The actions performed by the workflow are defined using steps. There are many options, but this time we will settle for adding a new row to the dataverse (Create record).

Give a name for the step (Create device change log row) and select the table where the new row will be created (Device change log).

A new dialog opens from the Set Properties button. Here you can define what is actually inserted in the selected table.

Give value for the name column (Update – Before). Everything else we can leave blank.

We want create a lookup to the device edited by the user (Device column). It is done like this:

  1. Select Device column (1)
  2. Device (2) is added from the Form Assistant section with the Add
  3. Confirm the selection with OK (3)

The value {Device(Device)} appears in the Device field. That means value of the Device field on Device table row.

Next we save the owner of the device before the change (Employee). This is done in the same way.

You can easily extract any information about the subject of the update, as well as related records, with the help of the Form Assistant.

But in this case we are happy with this amount of information.

Save and Close.

And Save and Close.

Finally, we activate the workflow (Turn on).

Does this work? Change the device (Wii Sports) owner from Jukka to Timo.

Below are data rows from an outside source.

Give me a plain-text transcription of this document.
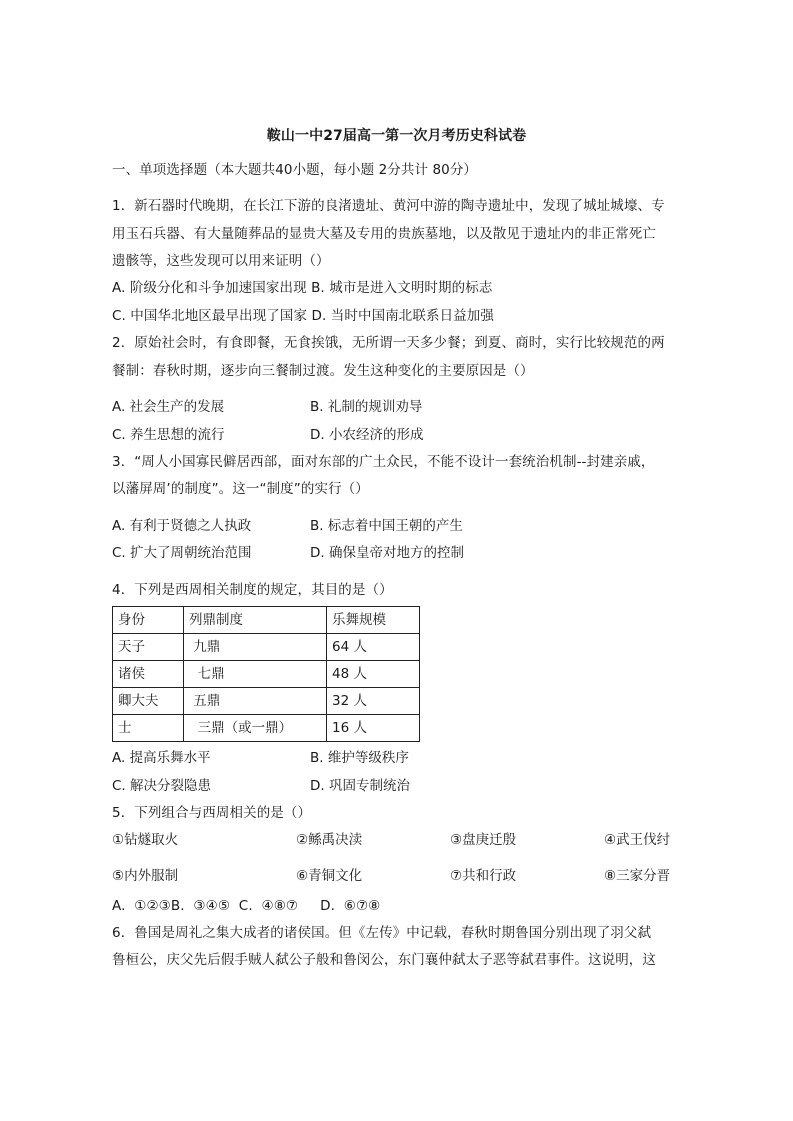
鞍山一中27届高一第一次月考历史科试卷
一、单项选择题（本大题共40小题，每小题 2分共计 80分）
1．新石器时代晚期，在长江下游的良渚遗址、黄河中游的陶寺遗址中，发现了城址城壕、专
用玉石兵器、有大量随葬品的显贵大墓及专用的贵族墓地，以及散见于遗址内的非正常死亡
遗骸等，这些发现可以用来证明（）
A. 阶级分化和斗争加速国家出现 B. 城市是进入文明时期的标志
C. 中国华北地区最早出现了国家 D. 当时中国南北联系日益加强
2．原始社会时，有食即餐，无食挨饿，无所谓一天多少餐；到夏、商时，实行比较规范的两
餐制：春秋时期，逐步向三餐制过渡。发生这种变化的主要原因是（）
A. 社会生产的发展	B. 礼制的规训劝导
C. 养生思想的流行	D. 小农经济的形成
3．“周人小国寡民僻居西部，面对东部的广土众民，不能不设计一套统治机制--封建亲戚，
以藩屏周’的制度”。这一“制度”的实行（）
A. 有利于贤德之人执政	B. 标志着中国王朝的产生
C. 扩大了周朝统治范围	D. 确保皇帝对地方的控制
4．下列是西周相关制度的规定，其目的是（）
身份	列鼎制度	乐舞规模
天子	九鼎	64 人
诸侯	七鼎	48 人
卿大夫	五鼎	32 人
士	三鼎（或一鼎）	16 人
A. 提高乐舞水平	B. 维护等级秩序
C. 解决分裂隐患	D. 巩固专制统治
5．下列组合与西周相关的是（）
①钻燧取火	②鲧禹决渎	③盘庚迁殷	④武王伐纣
⑤内外服制	⑥青铜文化	⑦共和行政	⑧三家分晋
A.  ①②③B.  ③④⑤  C.  ④⑧⑦     D.  ⑥⑦⑧
6．鲁国是周礼之集大成者的诸侯国。但《左传》中记载，春秋时期鲁国分别出现了羽父弑
鲁桓公，庆父先后假手贼人弑公子般和鲁闵公，东门襄仲弑太子恶等弑君事件。这说明，这
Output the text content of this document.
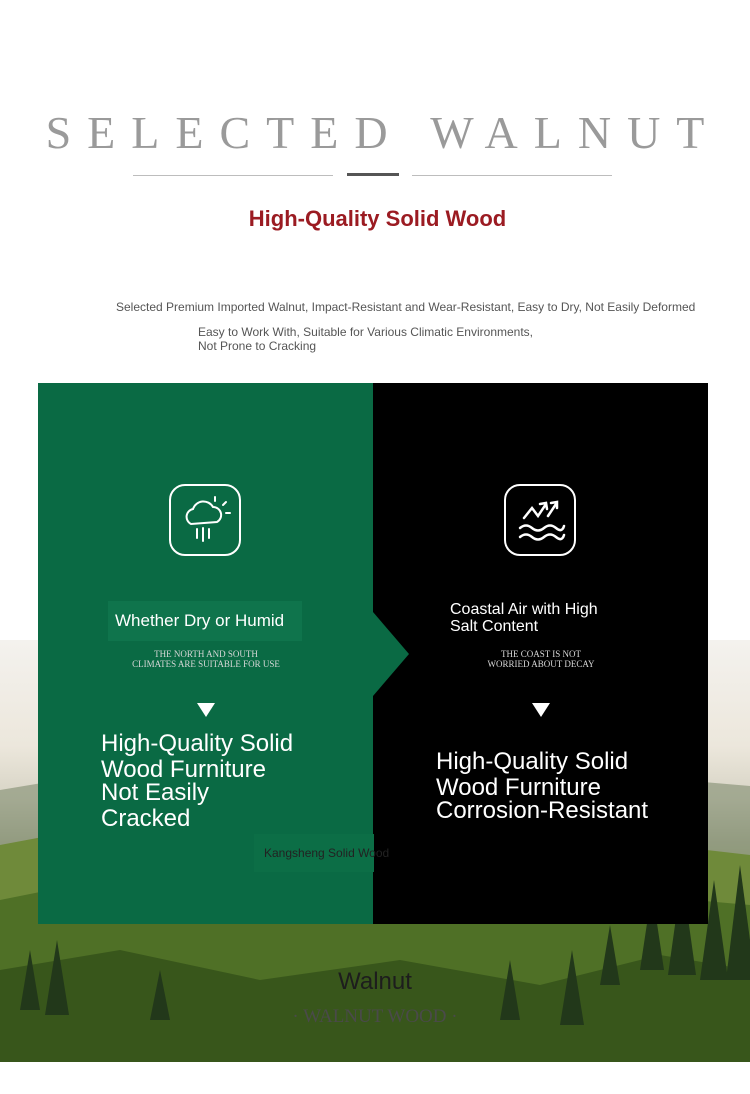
SELECTED WALNUT
High-Quality Solid Wood
Selected Premium Imported Walnut, Impact-Resistant and Wear-Resistant, Easy to Dry, Not Easily Deformed
Easy to Work With, Suitable for Various Climatic Environments,
Not Prone to Cracking
Whether Dry or Humid
Coastal Air with High
Salt Content
THE NORTH AND SOUTH
CLIMATES ARE SUITABLE FOR USE
THE COAST IS NOT
WORRIED ABOUT DECAY
High-Quality Solid
Wood Furniture
Not Easily
Cracked
High-Quality Solid
Wood Furniture
Corrosion-Resistant
Kangsheng Solid Wood
Walnut
· WALNUT WOOD ·
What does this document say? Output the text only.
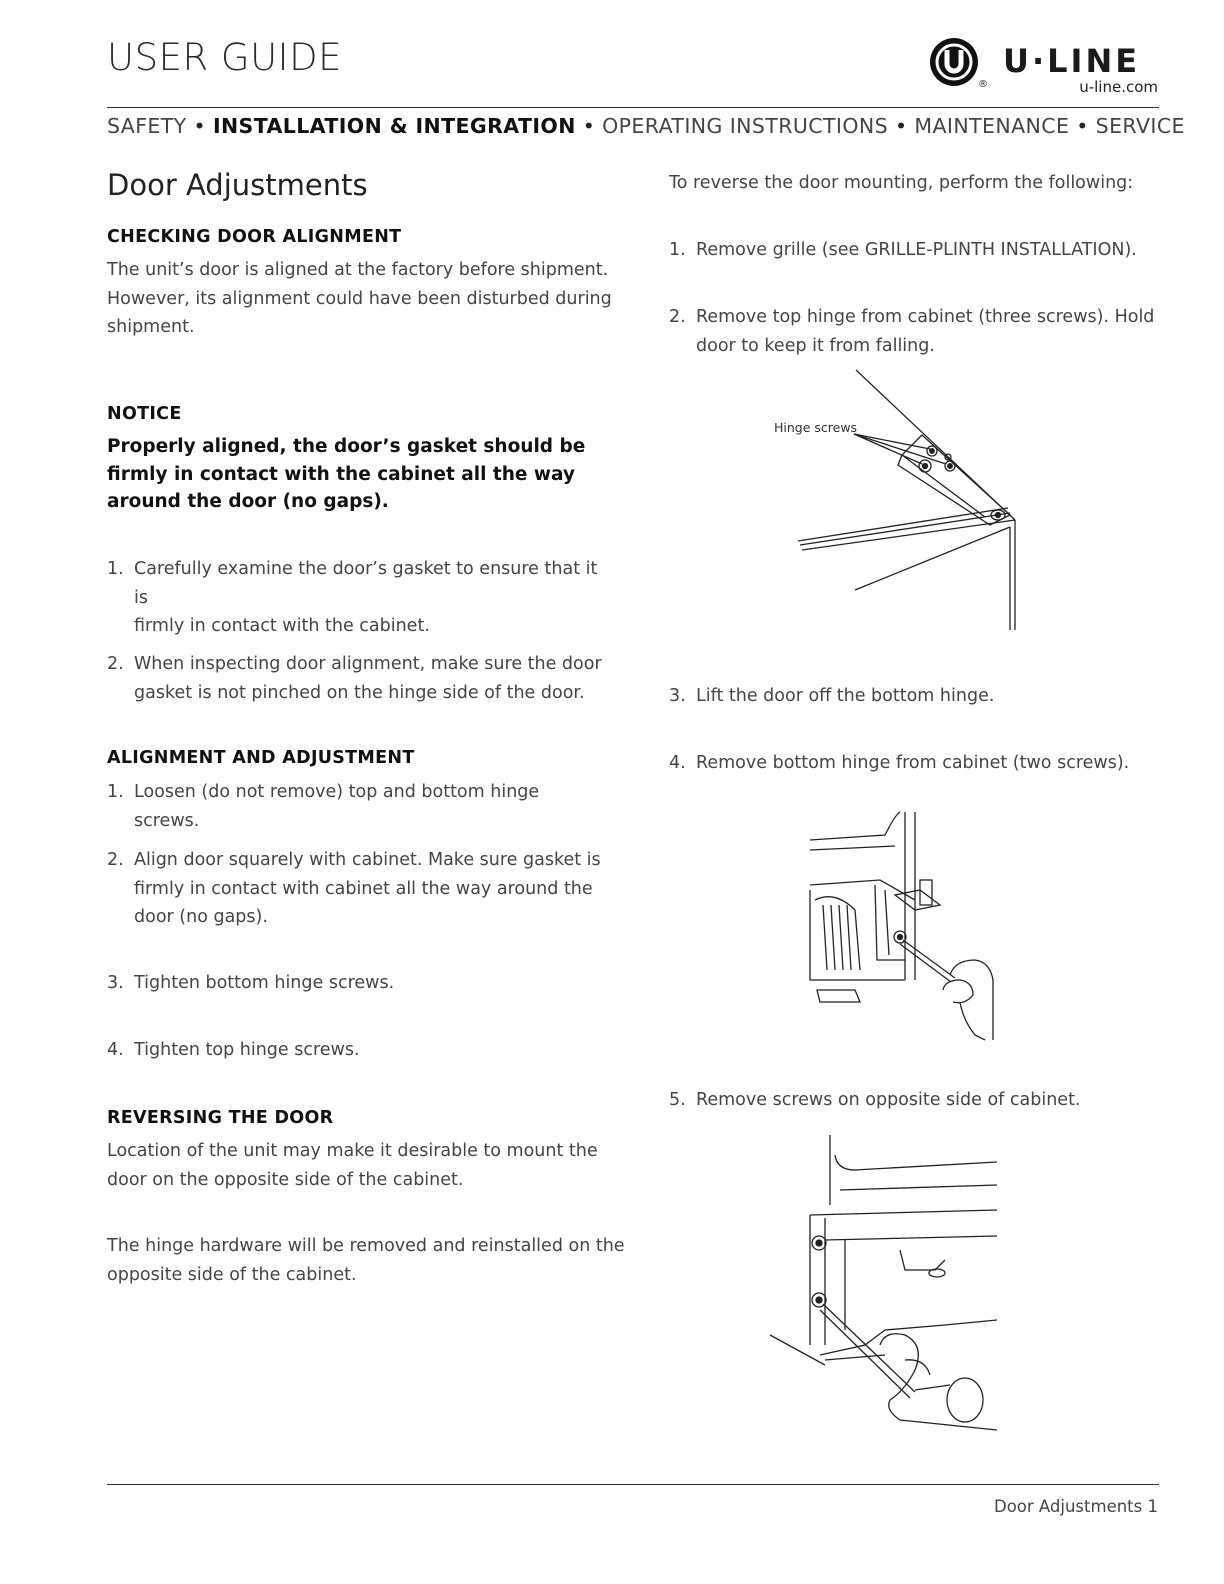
USER GUIDE
®
U·LINE
u-line.com
SAFETY • INSTALLATION & INTEGRATION • OPERATING INSTRUCTIONS • MAINTENANCE • SERVICE
Door Adjustments
CHECKING DOOR ALIGNMENT
The unit’s door is aligned at the factory before shipment.
However, its alignment could have been disturbed during
shipment.
NOTICE
Properly aligned, the door’s gasket should be
firmly in contact with the cabinet all the way
around the door (no gaps).
1. Carefully examine the door’s gasket to ensure that it is
firmly in contact with the cabinet.
2. When inspecting door alignment, make sure the door
gasket is not pinched on the hinge side of the door.
ALIGNMENT AND ADJUSTMENT
1. Loosen (do not remove) top and bottom hinge screws.
2. Align door squarely with cabinet. Make sure gasket is
firmly in contact with cabinet all the way around the
door (no gaps).
3. Tighten bottom hinge screws.
4. Tighten top hinge screws.
REVERSING THE DOOR
Location of the unit may make it desirable to mount the
door on the opposite side of the cabinet.
The hinge hardware will be removed and reinstalled on the
opposite side of the cabinet.
To reverse the door mounting, perform the following:
1. Remove grille (see GRILLE-PLINTH INSTALLATION).
2. Remove top hinge from cabinet (three screws). Hold
door to keep it from falling.
Hinge screws
3. Lift the door off the bottom hinge.
4. Remove bottom hinge from cabinet (two screws).
5. Remove screws on opposite side of cabinet.
Door Adjustments 1
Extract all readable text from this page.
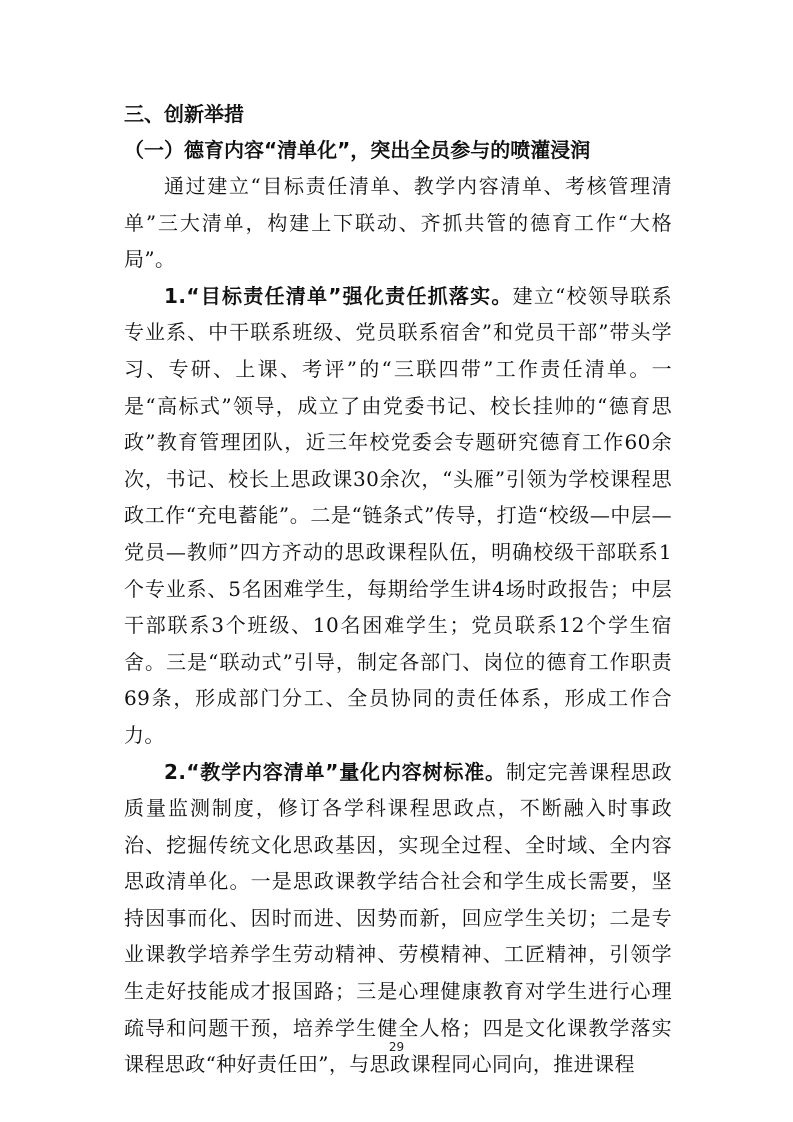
三、创新举措
（一）德育内容“清单化”，突出全员参与的喷灌浸润

通过建立“目标责任清单、教学内容清单、考核管理清单”三大清单，构建上下联动、齐抓共管的德育工作“大格局”。

1.“目标责任清单”强化责任抓落实。建立“校领导联系专业系、中干联系班级、党员联系宿舍”和党员干部”带头学习、专研、上课、考评”的“三联四带”工作责任清单。一是“高标式”领导，成立了由党委书记、校长挂帅的“德育思政”教育管理团队，近三年校党委会专题研究德育工作60余次，书记、校长上思政课30余次，“头雁”引领为学校课程思政工作“充电蓄能”。二是“链条式”传导，打造“校级—中层—党员—教师”四方齐动的思政课程队伍，明确校级干部联系1个专业系、5名困难学生，每期给学生讲4场时政报告；中层干部联系3个班级、10名困难学生；党员联系12个学生宿舍。三是“联动式”引导，制定各部门、岗位的德育工作职责69条，形成部门分工、全员协同的责任体系，形成工作合力。

2.“教学内容清单”量化内容树标准。制定完善课程思政质量监测制度，修订各学科课程思政点，不断融入时事政治、挖掘传统文化思政基因，实现全过程、全时域、全内容思政清单化。一是思政课教学结合社会和学生成长需要，坚持因事而化、因时而进、因势而新，回应学生关切；二是专业课教学培养学生劳动精神、劳模精神、工匠精神，引领学生走好技能成才报国路；三是心理健康教育对学生进行心理疏导和问题干预，培养学生健全人格；四是文化课教学落实课程思政“种好责任田”，与思政课程同心同向，推进课程

29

And yes, our log has information both from whom the device has been transferred (Update – Before) and to whom it has been transferred (Update).

Removing the device

The workflow reacting to device deletion is done in a similar way.

But now we cannot fill the Device column, because that would be a lookup to the device that is being deleted. In that case removing the device would give the end user a generic SQL error.

We add the name of the removed device to the Name column so it easier to understand what has happened.

Testing time. We delete Wii Sports Timo is owning currently.

Row is immediately created in our log table!

Summary

Power Platform actually has a (low-code) way to find out the content of an updated or deleted row before the change. But it’s a bit confusing to work with these two different UI. New and old. Modern and classic.

I hope these features appear in the modern UI in the future.